Vendredi 23 septembre

En réécoutant sur sa platine les premiers vinyles qu’il avait achetés il y a longtemps, Bruno Angelini eut l’idée de ce projet de racines transatlantiques afin de lier musicalement sa part européenne à cette Amérique que, comme beaucoup, il admire et déteste à la fois, dans cet élan double de fascination / répulsion (somme toute plus ou moins inexplicable) que seul ce pays peut donner et pour lequel chacun s’interroge. Au piano et à l’électronique, accompagné par Fabrice Martinez, trompette et électronique, et Eric Echampard à la batterie, il déroula une liste de titres rendant hommage, dans le désordre, à Rosa Parks, Sitting Bull, le cinéma de Jarmusch ou Lynch (entre autre), Kenny Wheeler, Mal Waldron, Baldwin, Harrison... En bref, un ensemble chatoyant d’influences venues du meilleur de cet état fédéral rarement fédérateur. Quant au concert en lui-même, il fut d’un bloc. Capté de la première à la dernière note, je compris vite qu’acoustique et électronique importaient peu : la musique jouée surpassait tout. De mélodie sensuelle en éclat tellurique, entre harmonie contemporaine et réminiscences afro-américaines, les musiciens me firent passer par bien des états. La frappe dynamique (et élastique) du batteur, jamais lourde et encombrante, le jeu éclectique du trompettiste (la sourdine n’était pas coincée dans le port), s’associèrent à merveille au pianiste et permirent à cette musique ouverte, imaginative, et très aérée de s’épanouir pleinement en conservant toujours la lisibilité des intentions premières ; à vrai dire, j’écoutai (béat) un travail d’orfèvrerie, un bijou d’équilibre à la musicalité phénoménale.
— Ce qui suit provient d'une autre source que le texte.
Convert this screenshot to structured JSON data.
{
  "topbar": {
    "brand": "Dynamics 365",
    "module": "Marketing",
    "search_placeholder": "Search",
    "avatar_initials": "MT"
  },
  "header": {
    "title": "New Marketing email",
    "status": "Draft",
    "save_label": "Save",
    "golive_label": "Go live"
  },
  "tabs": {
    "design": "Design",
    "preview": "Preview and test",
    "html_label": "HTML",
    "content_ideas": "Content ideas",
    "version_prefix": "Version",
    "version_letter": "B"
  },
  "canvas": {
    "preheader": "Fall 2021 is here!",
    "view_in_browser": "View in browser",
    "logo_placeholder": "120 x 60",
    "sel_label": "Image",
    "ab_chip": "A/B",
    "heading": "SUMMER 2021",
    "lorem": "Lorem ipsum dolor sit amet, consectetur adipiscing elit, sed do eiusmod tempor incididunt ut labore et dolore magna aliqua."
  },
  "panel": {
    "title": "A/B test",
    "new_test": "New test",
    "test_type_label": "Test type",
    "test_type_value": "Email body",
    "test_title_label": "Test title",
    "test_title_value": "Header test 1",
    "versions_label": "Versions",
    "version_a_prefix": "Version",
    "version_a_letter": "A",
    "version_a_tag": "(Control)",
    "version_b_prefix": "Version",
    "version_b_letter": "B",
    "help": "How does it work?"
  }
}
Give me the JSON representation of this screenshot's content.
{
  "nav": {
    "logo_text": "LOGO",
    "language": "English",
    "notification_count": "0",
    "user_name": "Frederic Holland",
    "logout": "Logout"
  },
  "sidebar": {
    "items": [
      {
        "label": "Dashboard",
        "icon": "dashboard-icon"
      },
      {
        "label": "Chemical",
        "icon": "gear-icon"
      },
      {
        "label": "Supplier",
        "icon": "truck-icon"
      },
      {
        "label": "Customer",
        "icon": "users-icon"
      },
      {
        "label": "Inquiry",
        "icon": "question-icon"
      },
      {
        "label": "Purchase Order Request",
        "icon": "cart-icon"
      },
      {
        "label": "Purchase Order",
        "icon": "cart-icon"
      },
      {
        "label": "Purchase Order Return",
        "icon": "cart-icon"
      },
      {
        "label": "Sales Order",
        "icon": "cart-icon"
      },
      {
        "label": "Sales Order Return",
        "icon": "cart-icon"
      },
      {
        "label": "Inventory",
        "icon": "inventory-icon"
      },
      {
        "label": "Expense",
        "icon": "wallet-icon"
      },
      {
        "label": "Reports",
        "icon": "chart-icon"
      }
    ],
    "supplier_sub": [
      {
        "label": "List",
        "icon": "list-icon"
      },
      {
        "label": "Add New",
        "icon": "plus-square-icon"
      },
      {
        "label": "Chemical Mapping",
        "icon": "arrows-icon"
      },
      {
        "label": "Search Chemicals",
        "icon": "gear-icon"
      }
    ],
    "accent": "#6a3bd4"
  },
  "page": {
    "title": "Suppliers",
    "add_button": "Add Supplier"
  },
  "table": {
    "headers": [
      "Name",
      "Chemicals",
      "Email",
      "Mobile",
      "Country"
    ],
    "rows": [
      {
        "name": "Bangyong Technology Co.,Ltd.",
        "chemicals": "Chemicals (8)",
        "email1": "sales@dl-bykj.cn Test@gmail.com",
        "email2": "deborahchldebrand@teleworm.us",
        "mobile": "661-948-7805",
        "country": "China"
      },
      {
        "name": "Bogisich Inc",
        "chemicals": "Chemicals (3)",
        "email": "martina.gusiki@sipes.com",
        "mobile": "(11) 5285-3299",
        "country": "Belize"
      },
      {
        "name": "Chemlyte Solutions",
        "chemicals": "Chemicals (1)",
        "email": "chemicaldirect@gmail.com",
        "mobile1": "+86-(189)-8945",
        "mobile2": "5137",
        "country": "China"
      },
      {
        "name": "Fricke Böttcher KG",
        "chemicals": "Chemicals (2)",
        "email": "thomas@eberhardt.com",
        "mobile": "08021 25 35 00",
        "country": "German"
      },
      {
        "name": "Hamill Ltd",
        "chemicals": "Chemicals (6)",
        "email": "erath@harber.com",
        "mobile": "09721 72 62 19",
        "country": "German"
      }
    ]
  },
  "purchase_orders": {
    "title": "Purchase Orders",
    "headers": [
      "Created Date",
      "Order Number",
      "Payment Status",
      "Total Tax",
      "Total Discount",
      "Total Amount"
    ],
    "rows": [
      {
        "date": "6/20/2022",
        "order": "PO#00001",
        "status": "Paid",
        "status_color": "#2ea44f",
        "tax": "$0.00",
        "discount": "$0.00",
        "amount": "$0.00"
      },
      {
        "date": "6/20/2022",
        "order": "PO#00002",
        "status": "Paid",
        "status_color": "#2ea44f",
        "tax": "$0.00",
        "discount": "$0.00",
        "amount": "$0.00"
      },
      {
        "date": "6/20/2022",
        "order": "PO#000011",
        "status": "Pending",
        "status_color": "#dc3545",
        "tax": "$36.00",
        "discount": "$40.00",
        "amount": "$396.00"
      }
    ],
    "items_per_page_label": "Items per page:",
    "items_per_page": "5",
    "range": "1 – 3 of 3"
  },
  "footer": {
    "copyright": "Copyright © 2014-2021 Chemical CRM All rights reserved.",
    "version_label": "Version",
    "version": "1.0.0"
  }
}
Vint ensuite Hélène Labarrière, son quintet et son puzzle ; cinq titres joués par cinq musiciens, arrangés par cinq autres musiciens absents de la scène, en hommage à cinq femmes, à savoir Jeanne Avril, Thérèse Clerc, Angela Davis, Emma Goldman et Louise Michel. Pour accompagner sa contrebasse, Catherine Delaunay et Robin Fincker aux vents, Stéphane Bartelt à la guitare et Simon Goubert à la batterie, entrèrent avec elle dans cet univers écrit au singulier pluriel, pétri d’improvisation, qui se révéla parfaitement homogène. Chaque instrumentiste apporta sa personnalité et la mit au service du collectif. Leur joie à jouer ensemble habita la musique et ne me laissa pas indifférent. Ce fut sensible, lumineux, coloré et diablement vivant. De quoi clore en beauté le deux cent soixante sixième jour de l’année, jour qui vit naître en 1865 Suzanne Valadon. Pourquoi la citer elle et pas un (e) autre ? Parce que j’aime son vase avec des tulipes (1927). Une raison amplement suffisante, selon moi, que vous n’êtes pas obligés de partager.